Now we can start pruning branches from the network that the players are not motivated to follow. If Bob bids $4, Anne will not bid $5 because she would lose $2; she would rather pass and see her opponent lose $1 instead (reflected as a +$1 value in the game). As we work our way backward, Bob realizes that if he bids $4, he will lose $1 because he knows Anne is motivated to pass, so he will pass instead. That means that Anne knows she will break even if she bids $3 because that is a better result than passing after Bob bids $2 and letting him gain a $1 profit. Bob likewise realizes that he is better off bidding $2 than passing and letting Anne gain a $2 profit. After pruning, the game is solved with the result that Anne will break even when she buys the share for $3.

Now, the game is actually a little more complicated, because players can raise their opponent by more than just one dollar. For Anne's first move, she can bid anywhere from $1 to $5. Bob's next move is either to pass (allowing Anne to take the share for the amount she bid) or to bid a higher value than Anne, but not more than $5. The result is a somewhat more elaborate decision network.

After going through the same pruning exercise, we find that the outcome of the game is that one player or the other will end up buying the share at its value of $3 for no profit and no loss. So at any point in the game, either player can either bid $3 to take the share, or bid $2 to force their opponent to take it. Since Anne is the first bidder, the decision is hers to make; if she bids $1, she is deferring that decision to her opponent.

The game gets a little more interesting if the share has different value to the two players. If the share is worth $2 to Anne but $4 to Bob, Anne likely to bid $2 or $3. If she bids $2, Bob will buy it for $3 at a profit of $1; if she bids $3, Bob will pass and allow her to lose $1.

The game is even more interesting if the players perceive the value of the share differently. If Anne believes it is worth $2 regardless of who owns it, and Bob believes it is worth $4, then Anne will bid $1 or $2, and Bob will buy it for $2 or $3.

If the players misjudge how their opponents value the share, then each is essentially playing the game on a different decision tree, because they believe their opponent's decisions will be based on a different payout result. Suppose Anne values the share at $2 and believes Bob values it at $2 as well, but Bob values it at $4 and believes Anne does as well. He may bid $3 on the share to "force" Anne to bid $4, when instead she will pass and leave him with a profit of $1. If Bob had realized Anne valued the share at $2, he would have bid $2 to induce her to pass and gained a profit of $2.

This observation leads to what Dr. Aaron Honsowetz of the Dr. Wictz design team described to me as the Winner's Curse, the phenomenon by which the person who most highly estimates the value of an auctioned item will bid the most and thereby win the item. Assuming that the actual value of the item is closer to the average estimate of the population of potential buyers, the winner is therefore likely to have overpaid for it.

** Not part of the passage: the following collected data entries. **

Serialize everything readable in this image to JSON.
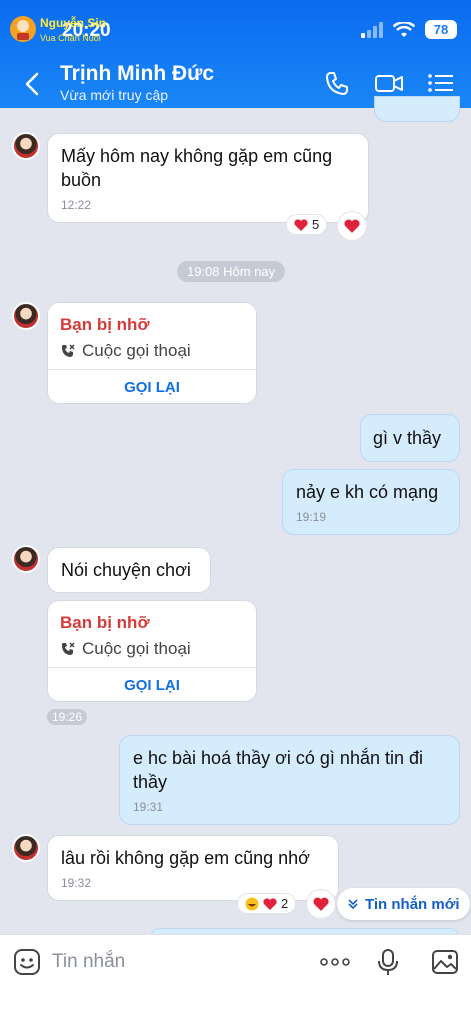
{
  "status": {
    "time": "20:20",
    "battery": "78"
  },
  "watermark": {
    "line1": "Nguyễn Sin",
    "line2": "Vua Chăn Nuôi"
  },
  "header": {
    "name": "Trịnh Minh Đức",
    "status": "Vừa mới truy cập"
  },
  "messages": {
    "m1": {
      "text": "Mấy hôm nay không gặp em cũng buồn",
      "time": "12:22",
      "reaction_count": "5"
    },
    "divider": "19:08 Hôm nay",
    "call1": {
      "title": "Bạn bị nhỡ",
      "subtitle": "Cuộc gọi thoại",
      "action": "GỌI LẠI"
    },
    "m2": {
      "text": "gì v thầy"
    },
    "m3": {
      "text": "nảy e kh có mạng",
      "time": "19:19"
    },
    "m4": {
      "text": "Nói chuyện chơi"
    },
    "call2": {
      "title": "Bạn bị nhỡ",
      "subtitle": "Cuộc gọi thoại",
      "action": "GỌI LẠI",
      "time": "19:26"
    },
    "m5": {
      "text": "e hc bài hoá thầy ơi có gì nhắn tin đi thầy",
      "time": "19:31"
    },
    "m6": {
      "text": "lâu rồi không gặp em cũng nhớ",
      "time": "19:32",
      "reaction_count": "2"
    }
  },
  "new_messages_label": "Tin nhắn mới",
  "input": {
    "placeholder": "Tin nhắn"
  },
  "colors": {
    "header": "#1a7df3",
    "outgoing": "#d5ecfd",
    "missed": "#d63b3b",
    "link": "#1170e6"
  }
}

The motivation for this whole line of thinking was to consider bidding strategy in an auction game. I conclude that if a player doesn't know how his or her opponents value the share in question, it makes sense to bid or raise the minimum in the hope that all the opponents will drop out before the bid exceeds one's own valuation. But if that happens, the player is left to wonder if they've been stuck with a share that is worth less than they think. On the other hand, if the value of a share is relatively clear to all the players, then the logical play is either to bid the value of the share (to take control of it) or just a dollar less (to force an opponent to take it at essentially no profit).

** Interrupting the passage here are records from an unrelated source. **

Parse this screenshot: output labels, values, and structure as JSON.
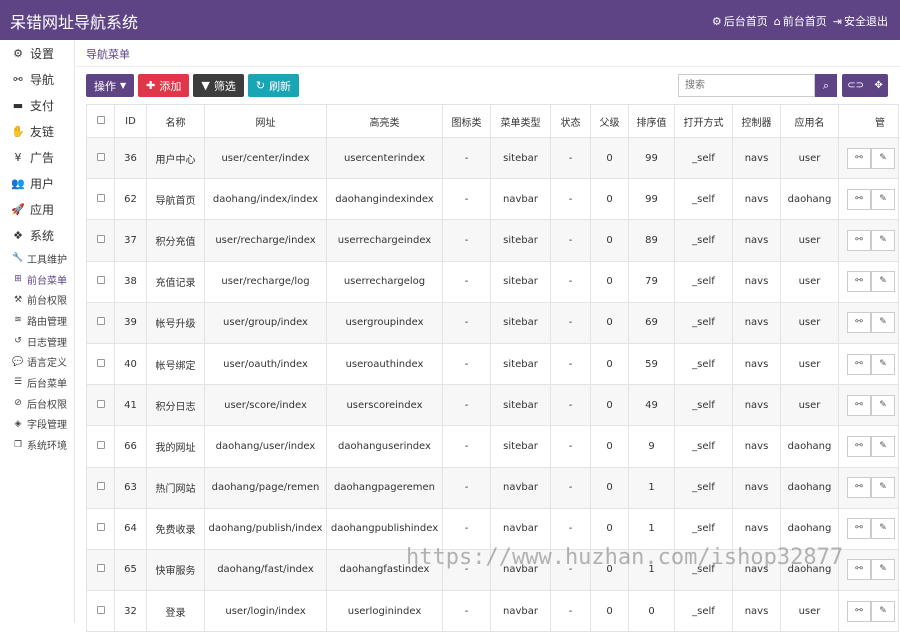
{
  "app": {
    "title": "呆错网址导航系统",
    "header_links": [
      {
        "icon": "gear-icon",
        "label": "后台首页"
      },
      {
        "icon": "home-icon",
        "label": "前台首页"
      },
      {
        "icon": "logout-icon",
        "label": "安全退出"
      }
    ]
  },
  "sidebar": {
    "items": [
      {
        "icon": "gears-icon",
        "glyph": "⚙",
        "label": "设置"
      },
      {
        "icon": "link-icon",
        "glyph": "⚯",
        "label": "导航"
      },
      {
        "icon": "visa-icon",
        "glyph": "▬",
        "label": "支付"
      },
      {
        "icon": "handshake-icon",
        "glyph": "✋",
        "label": "友链"
      },
      {
        "icon": "yen-icon",
        "glyph": "¥",
        "label": "广告"
      },
      {
        "icon": "users-icon",
        "glyph": "👥",
        "label": "用户"
      },
      {
        "icon": "rocket-icon",
        "glyph": "🚀",
        "label": "应用"
      },
      {
        "icon": "cubes-icon",
        "glyph": "❖",
        "label": "系统"
      }
    ],
    "sub_items": [
      {
        "icon": "wrench-icon",
        "glyph": "🔧",
        "label": "工具维护",
        "active": false
      },
      {
        "icon": "sitemap-icon",
        "glyph": "⊞",
        "label": "前台菜单",
        "active": true
      },
      {
        "icon": "gavel-icon",
        "glyph": "⚒",
        "label": "前台权限",
        "active": false
      },
      {
        "icon": "wifi-icon",
        "glyph": "≋",
        "label": "路由管理",
        "active": false
      },
      {
        "icon": "history-icon",
        "glyph": "↺",
        "label": "日志管理",
        "active": false
      },
      {
        "icon": "comment-icon",
        "glyph": "💬",
        "label": "语言定义",
        "active": false
      },
      {
        "icon": "list-icon",
        "glyph": "☰",
        "label": "后台菜单",
        "active": false
      },
      {
        "icon": "ban-icon",
        "glyph": "⊘",
        "label": "后台权限",
        "active": false
      },
      {
        "icon": "cube-icon",
        "glyph": "◈",
        "label": "字段管理",
        "active": false
      },
      {
        "icon": "copy-icon",
        "glyph": "❐",
        "label": "系统环境",
        "active": false
      }
    ]
  },
  "main": {
    "breadcrumb": "导航菜单",
    "toolbar": {
      "operate_label": "操作",
      "add_label": "添加",
      "filter_label": "筛选",
      "refresh_label": "刷新"
    },
    "search": {
      "placeholder": "搜索",
      "value": ""
    },
    "table": {
      "columns": [
        "ID",
        "名称",
        "网址",
        "高亮类",
        "图标类",
        "菜单类型",
        "状态",
        "父级",
        "排序值",
        "打开方式",
        "控制器",
        "应用名",
        "管"
      ],
      "rows": [
        {
          "id": "36",
          "name": "用户中心",
          "url": "user/center/index",
          "highlight": "usercenterindex",
          "icon": "-",
          "type": "sitebar",
          "status": "-",
          "parent": "0",
          "sort": "99",
          "open": "_self",
          "controller": "navs",
          "app": "user"
        },
        {
          "id": "62",
          "name": "导航首页",
          "url": "daohang/index/index",
          "highlight": "daohangindexindex",
          "icon": "-",
          "type": "navbar",
          "status": "-",
          "parent": "0",
          "sort": "99",
          "open": "_self",
          "controller": "navs",
          "app": "daohang"
        },
        {
          "id": "37",
          "name": "积分充值",
          "url": "user/recharge/index",
          "highlight": "userrechargeindex",
          "icon": "-",
          "type": "sitebar",
          "status": "-",
          "parent": "0",
          "sort": "89",
          "open": "_self",
          "controller": "navs",
          "app": "user"
        },
        {
          "id": "38",
          "name": "充值记录",
          "url": "user/recharge/log",
          "highlight": "userrechargelog",
          "icon": "-",
          "type": "sitebar",
          "status": "-",
          "parent": "0",
          "sort": "79",
          "open": "_self",
          "controller": "navs",
          "app": "user"
        },
        {
          "id": "39",
          "name": "帐号升级",
          "url": "user/group/index",
          "highlight": "usergroupindex",
          "icon": "-",
          "type": "sitebar",
          "status": "-",
          "parent": "0",
          "sort": "69",
          "open": "_self",
          "controller": "navs",
          "app": "user"
        },
        {
          "id": "40",
          "name": "帐号绑定",
          "url": "user/oauth/index",
          "highlight": "useroauthindex",
          "icon": "-",
          "type": "sitebar",
          "status": "-",
          "parent": "0",
          "sort": "59",
          "open": "_self",
          "controller": "navs",
          "app": "user"
        },
        {
          "id": "41",
          "name": "积分日志",
          "url": "user/score/index",
          "highlight": "userscoreindex",
          "icon": "-",
          "type": "sitebar",
          "status": "-",
          "parent": "0",
          "sort": "49",
          "open": "_self",
          "controller": "navs",
          "app": "user"
        },
        {
          "id": "66",
          "name": "我的网址",
          "url": "daohang/user/index",
          "highlight": "daohanguserindex",
          "icon": "-",
          "type": "sitebar",
          "status": "-",
          "parent": "0",
          "sort": "9",
          "open": "_self",
          "controller": "navs",
          "app": "daohang"
        },
        {
          "id": "63",
          "name": "热门网站",
          "url": "daohang/page/remen",
          "highlight": "daohangpageremen",
          "icon": "-",
          "type": "navbar",
          "status": "-",
          "parent": "0",
          "sort": "1",
          "open": "_self",
          "controller": "navs",
          "app": "daohang"
        },
        {
          "id": "64",
          "name": "免费收录",
          "url": "daohang/publish/index",
          "highlight": "daohangpublishindex",
          "icon": "-",
          "type": "navbar",
          "status": "-",
          "parent": "0",
          "sort": "1",
          "open": "_self",
          "controller": "navs",
          "app": "daohang"
        },
        {
          "id": "65",
          "name": "快审服务",
          "url": "daohang/fast/index",
          "highlight": "daohangfastindex",
          "icon": "-",
          "type": "navbar",
          "status": "-",
          "parent": "0",
          "sort": "1",
          "open": "_self",
          "controller": "navs",
          "app": "daohang"
        },
        {
          "id": "32",
          "name": "登录",
          "url": "user/login/index",
          "highlight": "userloginindex",
          "icon": "-",
          "type": "navbar",
          "status": "-",
          "parent": "0",
          "sort": "0",
          "open": "_self",
          "controller": "navs",
          "app": "user"
        }
      ]
    }
  },
  "watermark": "https://www.huzhan.com/ishop32877"
}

Sometimes I will underbid for a share by an amount equal to the number of players; e.g. if I value the share at $10 in a four-player game, I will bid $6. If every player raises the bid by $1, I'll still have the opportunity to buy it for $10 - or less, if anyone dropped out of the auction before my turn came up again. But that strategy can backfire if someone else jumps to a $10 bid first. So as is always the case in these games, reading the opponents is as important as valuation.